Second, plant food — vegetables, grains and legumes — all have sufficient protein for our daily requirements. If we eat a balanced diet, we are sure to get enough protein. Good sources of proteins are lentils, tofu, low-fat dairy products, nuts, seeds, tempeh, and peas. many grains such as wholegrain bread, pasta, and corn also add protein to our diet. For example, lentils are 29 per cent protein, split peas are 28 per cent, spinach is 49 per cent, cauliflower is 40 per cent, lettuce is 34 per cent, and even tomatoes are 18 per cent. Nuts range from 12-18 per cent.

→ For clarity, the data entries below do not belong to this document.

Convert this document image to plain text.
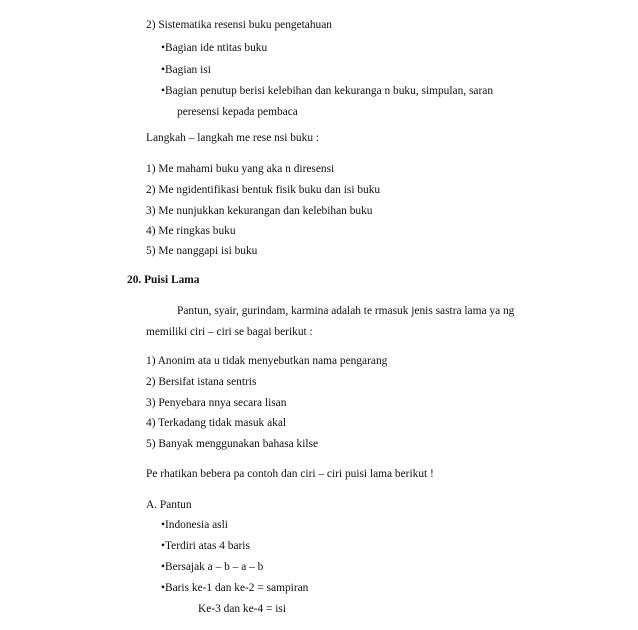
2) Sistematika resensi buku pengetahuan
•Bagian ide ntitas buku
•Bagian isi
•Bagian penutup berisi kelebihan dan kekuranga n buku, simpulan, saran
peresensi kepada pembaca
Langkah – langkah me rese nsi buku :
1) Me mahami buku yang aka n diresensi
2) Me ngidentifikasi bentuk fisik buku dan isi buku
3) Me nunjukkan kekurangan dan kelebihan buku
4) Me ringkas buku
5) Me nanggapi isi buku
20. Puisi Lama
Pantun, syair, gurindam, karmina adalah te rmasuk jenis sastra lama ya ng
memiliki ciri – ciri se bagai berikut :
1) Anonim ata u tidak menyebutkan nama pengarang
2) Bersifat istana sentris
3) Penyebara nnya secara lisan
4) Terkadang tidak masuk akal
5) Banyak menggunakan bahasa kilse
Pe rhatikan bebera pa contoh dan ciri – ciri puisi lama berikut !
A. Pantun
•Indonesia asli
•Terdiri atas 4 baris
•Bersajak a – b – a – b
•Baris ke-1 dan ke-2 = sampiran
Ke-3 dan ke-4 = isi
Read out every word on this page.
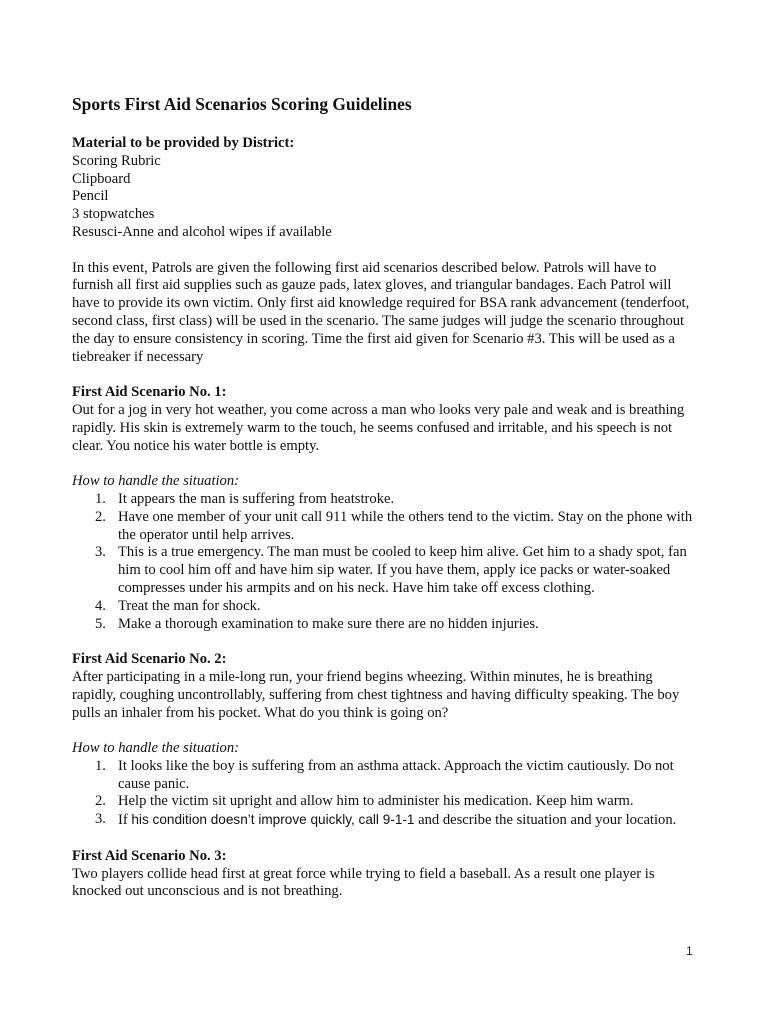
Sports First Aid Scenarios Scoring Guidelines

Material to be provided by District:

Scoring Rubric

Clipboard

Pencil

3 stopwatches

Resusci-Anne and alcohol wipes if available

In this event, Patrols are given the following first aid scenarios described below. Patrols will have to furnish all first aid supplies such as gauze pads, latex gloves, and triangular bandages. Each Patrol will have to provide its own victim. Only first aid knowledge required for BSA rank advancement (tenderfoot, second class, first class) will be used in the scenario. The same judges will judge the scenario throughout the day to ensure consistency in scoring. Time the first aid given for Scenario #3. This will be used as a tiebreaker if necessary

First Aid Scenario No. 1:

Out for a jog in very hot weather, you come across a man who looks very pale and weak and is breathing rapidly. His skin is extremely warm to the touch, he seems confused and irritable, and his speech is not clear. You notice his water bottle is empty.

How to handle the situation:

1. It appears the man is suffering from heatstroke.
2. Have one member of your unit call 911 while the others tend to the victim. Stay on the phone with the operator until help arrives.
3. This is a true emergency. The man must be cooled to keep him alive. Get him to a shady spot, fan him to cool him off and have him sip water. If you have them, apply ice packs or water-soaked compresses under his armpits and on his neck. Have him take off excess clothing.
4. Treat the man for shock.
5. Make a thorough examination to make sure there are no hidden injuries.

First Aid Scenario No. 2:

After participating in a mile-long run, your friend begins wheezing. Within minutes, he is breathing rapidly, coughing uncontrollably, suffering from chest tightness and having difficulty speaking. The boy pulls an inhaler from his pocket. What do you think is going on?

How to handle the situation:

1. It looks like the boy is suffering from an asthma attack. Approach the victim cautiously. Do not cause panic.
2. Help the victim sit upright and allow him to administer his medication. Keep him warm.
3. If his condition doesn’t improve quickly, call 9-1-1 and describe the situation and your location.

First Aid Scenario No. 3:

Two players collide head first at great force while trying to field a baseball. As a result one player is knocked out unconscious and is not breathing.

1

The book then goes on to tell about some of the commonly asked questions as to where from can we get our daily fill of protein, what about iron, calcium and Vit B 12, and a lot more.

We also discussed the ecological impact of beef production and the growing craze for meat consumption. I mentioned that on an average an American consumes 125 kg of meat, a Chinese intake is 70 kg whereas that of an average India is only 3.5 kg. Add up all this, and you find that some 55,000 million animals are slaughtered every year worldwide for meat purposes. For beef production, you require normally 16 kg of foodgrains to be fed to produce one kilo of meat. Each kilo of beef requires 70,000 litres of water in the entire production process till it reaches your plate. Newsweek once reported that “the amount of water that goes into a 1000 pound steer (male cow who will become beef) could float a Naval destroyer ship!”

For each hamburger you eat, 75 kg of carbon dioxide (one of main greenhouse gases) are released into the atmosphere. If you drove your car all day long, it would release only 3 kgs. Somehow, we have never been told about the damage and destruction industrially-farmed food is doing to our body and to our environment. We have somehow been made to believe that everything is fine with the food we eat. Food processing companies are taking proper care of us, and in any case we have enough regulatory systems that will ensure that good food reaches our table.

Adding to GDP

This is all bunkum. Agribusiness industry, food industry, pharmaceutical industry and the insurance companies are all hand in glove. They thrive on each other. The more the corporatisation of agriculutre, the more will be industrially produced food in the market; the more the junk food you consume, the more are the chances that you will fall sick, and it is where the pharmaceutical companies gain; the more the chances that you will fall sick, the more is the need for expensive medical care and that requires health insurance.

This is how the vicious cycle operates. And this is what actually adds to economic growth. In laymen terms, GDP is the amount of money that exchanges hands. So the more you get trapped in this industry-driven cycle, the more is the money that you are made to shell out, and this translates into a higher GDP. What a remarkable growth model we have, isn’t it? And you thought we were actually becoming prosperous?

I admire the mainline economists who are asking us repeatedly to cosume more, and that in turn will generate demand, which will kickstart the economy. Even after the great economic collapse of 2008, we haven’t learnt any lessons. Governments are infusing massive stimulus packages to keep the industry alive, the same industry (and banking system) that is doing the damage to human health, environment and adding on to global warming.

Hats off to the economists and policy makers for their ability to befool all the people for all the times. Who said you can’t make fool of all the people all the times?